Children’s services are provided either in the home or through the foster care system to the children and their families that are at risk of, or have suffered from, child abuse and neglect. Typically, these local, state, or federally funded services provide family support, preservation, foster care, group or residential care, and adoption.

Meezan said that families involved with child welfare systems often have a variety of state-mandated timelines they must adhere to.
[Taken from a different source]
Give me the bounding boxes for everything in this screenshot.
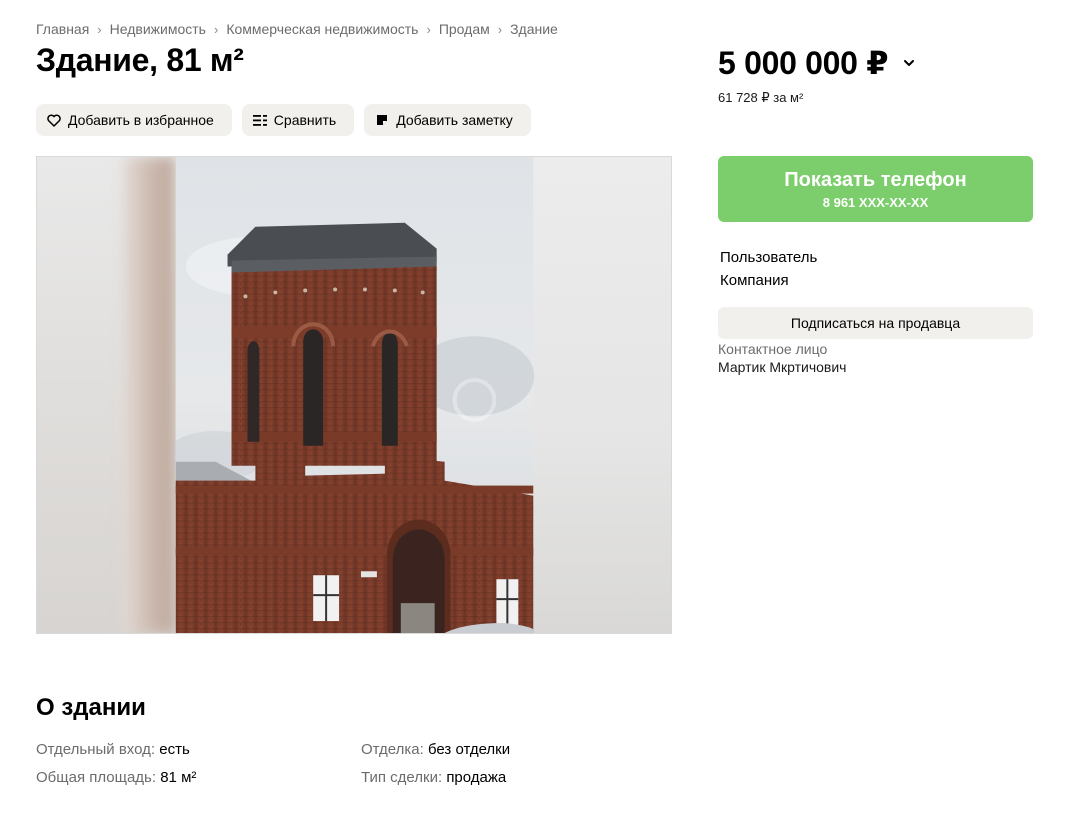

The deadlines and procedures imposed by the local, state, and federal policies leave parents scrambling to meet conflicting deadlines.
“They have multiple clocks that are running against them,” said Meezan. “For example: There’s the child welfare clock: If your child has been in care 15 out of the last 22 months, you have to terminate parental rights.”

Meezan noted that a great majority of the children who come into out-of-home care have an addicted parent who spends much-needed time waiting for services to address their addiction.

“It can sometimes take months before a child’s parent can get the help they need for addiction,” said Meezan. “So the addiction’s clock often counteracts the child welfare clock.”
Then there’s the TANF (Temporary Assistance for Needy Families) clock. Families can only be funded for up to two years, plus TANF has work requirements.
“How do you meet your other obligations and attempt to get your life together and reclaim your children if you have work requirements,” asked Meezan. “And on top of all of that is a child’s sense of time. To you and me a month isn’t a long period of time. But to a kid it’s forever.”

Meezan holds no illusions about the political realities for improving the child welfare system. He realizes that his socialist leanings may be unpopular with some. But while he favors progressive approaches to universal supports for families, like those found in Western countries like Sweden, he doesn’t define himself by any political philosophy; he considers himself a realist.

“I work at the residual end of the spectrum and I don’t think you can fix the problems at that end until we fix the way we are treating all of our families today,” he said.

“Look how [our society] views what causes social problems. As long as we believe that it’s the mother’s fault, and that structural issues have no place in the cause of her problems, then we won’t develop solutions that are at the core ofher troubles.”

(Meezan will be installed as Fordham’s Mary Ann Quaranta Chair for Social Justice for Children on April 15.)